Prove Him Wrong
Description
Recently, your friend discovered one special operation on an integer array $a$:
- Choose two indices $i$ and $j$ ($i \neq j$);
- Set $a_i = a_j = |a_i - a_j|$.
After playing with this operation for a while, he came to the next conclusion:
- For every array $a$ of $n$ integers, where $1 \le a_i \le 10^9$, you can find a pair of indices $(i, j)$ such that the total sum of $a$ will decrease after performing the operation.
This statement sounds fishy to you, so you want to find a counterexample for a given integer $n$. Can you find such counterexample and prove him wrong?

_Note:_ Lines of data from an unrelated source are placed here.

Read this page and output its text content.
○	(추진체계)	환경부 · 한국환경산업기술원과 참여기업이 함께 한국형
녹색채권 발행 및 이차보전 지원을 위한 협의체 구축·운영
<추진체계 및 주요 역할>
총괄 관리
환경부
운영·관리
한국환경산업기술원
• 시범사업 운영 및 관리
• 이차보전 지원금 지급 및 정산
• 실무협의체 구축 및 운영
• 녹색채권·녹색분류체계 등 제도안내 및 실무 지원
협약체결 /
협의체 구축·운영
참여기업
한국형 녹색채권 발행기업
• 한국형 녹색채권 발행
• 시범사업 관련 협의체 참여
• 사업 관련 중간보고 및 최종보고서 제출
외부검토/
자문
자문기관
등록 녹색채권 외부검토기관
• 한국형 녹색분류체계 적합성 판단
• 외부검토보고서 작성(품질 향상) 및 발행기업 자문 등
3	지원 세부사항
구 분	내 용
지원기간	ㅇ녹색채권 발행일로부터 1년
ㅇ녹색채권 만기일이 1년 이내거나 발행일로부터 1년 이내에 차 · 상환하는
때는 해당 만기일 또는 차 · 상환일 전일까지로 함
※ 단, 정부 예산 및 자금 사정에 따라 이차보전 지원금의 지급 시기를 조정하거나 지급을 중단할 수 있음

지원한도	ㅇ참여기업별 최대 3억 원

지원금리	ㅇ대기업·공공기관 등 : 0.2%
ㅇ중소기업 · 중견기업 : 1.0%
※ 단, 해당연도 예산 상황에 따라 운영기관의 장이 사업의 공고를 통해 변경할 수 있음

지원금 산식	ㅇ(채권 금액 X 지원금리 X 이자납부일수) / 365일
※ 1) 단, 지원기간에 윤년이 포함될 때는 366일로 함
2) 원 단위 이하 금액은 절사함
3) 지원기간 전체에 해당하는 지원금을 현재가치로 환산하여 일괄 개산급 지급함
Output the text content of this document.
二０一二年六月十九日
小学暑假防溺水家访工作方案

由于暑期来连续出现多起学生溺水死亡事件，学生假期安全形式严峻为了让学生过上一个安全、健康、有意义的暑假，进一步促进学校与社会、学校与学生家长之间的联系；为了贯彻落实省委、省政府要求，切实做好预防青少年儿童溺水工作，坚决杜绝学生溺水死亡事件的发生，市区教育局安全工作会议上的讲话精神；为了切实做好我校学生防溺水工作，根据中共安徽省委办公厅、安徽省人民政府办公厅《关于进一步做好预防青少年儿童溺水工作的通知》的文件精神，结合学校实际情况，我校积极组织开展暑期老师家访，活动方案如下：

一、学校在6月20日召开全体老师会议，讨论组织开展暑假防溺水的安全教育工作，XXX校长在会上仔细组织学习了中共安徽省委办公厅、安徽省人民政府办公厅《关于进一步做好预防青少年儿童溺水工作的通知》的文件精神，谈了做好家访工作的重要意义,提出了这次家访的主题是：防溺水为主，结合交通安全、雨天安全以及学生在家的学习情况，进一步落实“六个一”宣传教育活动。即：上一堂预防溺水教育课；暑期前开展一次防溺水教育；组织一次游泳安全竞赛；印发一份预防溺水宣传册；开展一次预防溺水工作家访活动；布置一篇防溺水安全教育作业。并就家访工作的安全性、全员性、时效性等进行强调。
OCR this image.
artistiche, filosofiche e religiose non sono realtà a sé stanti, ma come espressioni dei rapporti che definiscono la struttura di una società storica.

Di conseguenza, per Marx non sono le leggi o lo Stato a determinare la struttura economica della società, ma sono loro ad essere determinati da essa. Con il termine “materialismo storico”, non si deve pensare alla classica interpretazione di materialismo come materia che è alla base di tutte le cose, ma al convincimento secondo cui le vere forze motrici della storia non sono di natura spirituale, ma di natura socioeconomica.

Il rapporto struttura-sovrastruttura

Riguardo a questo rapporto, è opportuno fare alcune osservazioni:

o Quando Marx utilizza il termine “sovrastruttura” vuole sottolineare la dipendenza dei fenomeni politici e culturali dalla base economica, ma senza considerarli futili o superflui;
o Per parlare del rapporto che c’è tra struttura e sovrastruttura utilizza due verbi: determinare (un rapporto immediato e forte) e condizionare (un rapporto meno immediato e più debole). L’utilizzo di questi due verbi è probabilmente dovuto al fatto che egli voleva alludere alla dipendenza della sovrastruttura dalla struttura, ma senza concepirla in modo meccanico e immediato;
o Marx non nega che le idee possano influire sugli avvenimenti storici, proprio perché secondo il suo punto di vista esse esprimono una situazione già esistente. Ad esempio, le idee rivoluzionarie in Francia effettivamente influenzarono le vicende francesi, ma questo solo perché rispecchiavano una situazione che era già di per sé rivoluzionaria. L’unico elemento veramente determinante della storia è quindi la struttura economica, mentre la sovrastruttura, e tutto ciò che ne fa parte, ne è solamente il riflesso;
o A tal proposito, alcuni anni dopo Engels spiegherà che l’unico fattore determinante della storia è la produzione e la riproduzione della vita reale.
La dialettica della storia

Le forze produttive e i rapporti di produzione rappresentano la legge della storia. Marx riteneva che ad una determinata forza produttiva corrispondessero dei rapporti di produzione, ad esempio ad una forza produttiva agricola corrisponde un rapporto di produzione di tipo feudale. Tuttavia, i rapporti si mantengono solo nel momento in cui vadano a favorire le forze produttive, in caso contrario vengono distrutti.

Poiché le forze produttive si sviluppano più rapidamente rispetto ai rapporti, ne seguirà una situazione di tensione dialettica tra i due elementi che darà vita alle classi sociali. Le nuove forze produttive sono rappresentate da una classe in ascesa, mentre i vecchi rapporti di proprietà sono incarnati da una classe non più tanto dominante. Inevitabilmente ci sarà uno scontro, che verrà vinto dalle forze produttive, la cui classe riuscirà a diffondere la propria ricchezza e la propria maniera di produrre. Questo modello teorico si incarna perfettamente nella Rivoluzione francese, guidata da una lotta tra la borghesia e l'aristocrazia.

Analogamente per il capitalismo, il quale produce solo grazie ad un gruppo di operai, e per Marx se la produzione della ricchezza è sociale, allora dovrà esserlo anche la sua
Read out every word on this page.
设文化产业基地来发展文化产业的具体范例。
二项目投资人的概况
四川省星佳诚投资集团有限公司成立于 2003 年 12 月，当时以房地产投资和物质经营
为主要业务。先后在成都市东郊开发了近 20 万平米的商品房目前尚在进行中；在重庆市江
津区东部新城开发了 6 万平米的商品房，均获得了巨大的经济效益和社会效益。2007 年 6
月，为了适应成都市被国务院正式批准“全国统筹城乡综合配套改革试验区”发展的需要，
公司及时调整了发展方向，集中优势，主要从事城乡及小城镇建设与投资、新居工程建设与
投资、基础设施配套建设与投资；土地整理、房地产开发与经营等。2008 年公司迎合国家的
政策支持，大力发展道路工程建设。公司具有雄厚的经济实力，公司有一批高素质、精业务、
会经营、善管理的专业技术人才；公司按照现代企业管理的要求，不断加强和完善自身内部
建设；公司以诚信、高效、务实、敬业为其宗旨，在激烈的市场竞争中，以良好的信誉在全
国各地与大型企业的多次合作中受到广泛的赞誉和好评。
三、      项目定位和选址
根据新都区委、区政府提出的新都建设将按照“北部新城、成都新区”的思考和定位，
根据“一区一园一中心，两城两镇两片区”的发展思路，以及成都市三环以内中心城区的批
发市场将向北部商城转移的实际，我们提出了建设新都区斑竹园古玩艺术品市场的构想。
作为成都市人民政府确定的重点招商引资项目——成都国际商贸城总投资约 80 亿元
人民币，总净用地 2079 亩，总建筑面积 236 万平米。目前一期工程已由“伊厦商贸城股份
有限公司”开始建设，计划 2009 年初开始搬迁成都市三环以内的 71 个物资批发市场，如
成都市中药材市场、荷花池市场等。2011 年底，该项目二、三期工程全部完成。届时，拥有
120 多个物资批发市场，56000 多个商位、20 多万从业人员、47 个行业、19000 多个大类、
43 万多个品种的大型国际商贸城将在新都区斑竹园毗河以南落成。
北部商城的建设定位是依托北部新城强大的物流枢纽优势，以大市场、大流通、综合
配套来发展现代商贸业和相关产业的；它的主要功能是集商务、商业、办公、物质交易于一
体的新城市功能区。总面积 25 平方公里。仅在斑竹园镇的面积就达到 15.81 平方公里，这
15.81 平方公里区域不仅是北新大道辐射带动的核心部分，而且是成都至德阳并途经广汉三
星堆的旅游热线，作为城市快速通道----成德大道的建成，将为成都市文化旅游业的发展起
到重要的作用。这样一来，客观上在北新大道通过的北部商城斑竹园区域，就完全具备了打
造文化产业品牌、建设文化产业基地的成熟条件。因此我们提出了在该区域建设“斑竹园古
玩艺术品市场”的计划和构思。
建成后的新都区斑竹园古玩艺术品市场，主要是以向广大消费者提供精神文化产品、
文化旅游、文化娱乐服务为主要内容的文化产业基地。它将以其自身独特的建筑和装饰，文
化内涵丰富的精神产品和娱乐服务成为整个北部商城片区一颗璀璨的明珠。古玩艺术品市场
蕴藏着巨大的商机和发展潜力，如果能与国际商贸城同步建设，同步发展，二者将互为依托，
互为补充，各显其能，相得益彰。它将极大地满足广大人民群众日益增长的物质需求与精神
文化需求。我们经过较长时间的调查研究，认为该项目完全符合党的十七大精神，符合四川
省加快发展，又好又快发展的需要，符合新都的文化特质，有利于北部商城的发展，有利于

In other words, find an array $a$ consisting of $n$ integers $a_1, a_2, \dots, a_n$ ($1 \le a_i \le 10^9$) such that for all pairs of indices $(i, j)$ performing the operation won't decrease the total sum (it will increase or not change the sum).
The first line contains a single integer $t$ ($1 \le t \le 100$) — the number of test cases. Then $t$ test cases follow.
The first and only line of each test case contains a single integer $n$ ($2 \le n \le 1000$) — the length of array $a$.
For each test case, if there is no counterexample array $a$ of size $n$, print NO.
Otherwise, print YES followed by the array $a$ itself ($1 \le a_i \le 10^9$). If there are multiple counterexamples, print any.
Input
The first line contains a single integer $t$ ($1 \le t \le 100$) — the number of test cases. Then $t$ test cases follow.
The first and only line of each test case contains a single integer $n$ ($2 \le n \le 1000$) — the length of array $a$.
Output
For each test case, if there is no counterexample array $a$ of size $n$, print NO.
Otherwise, print YES followed by the array $a$ itself ($1 \le a_i \le 10^9$). If there are multiple counterexamples, print any.
Samples
3
2
512
3
YES
1 337
NO
YES
31 4 159
Note
In the first test case, the only possible pairs of indices are $(1, 2)$ and $(2, 1)$.
If you perform the operation on indices $(1, 2)$ (or $(2, 1)$), you'll get $a_1 = a_2 = |1 - 337| = 336$, or array $[336, 336]$. In both cases, the total sum increases, so this array $a$ is a counterexample.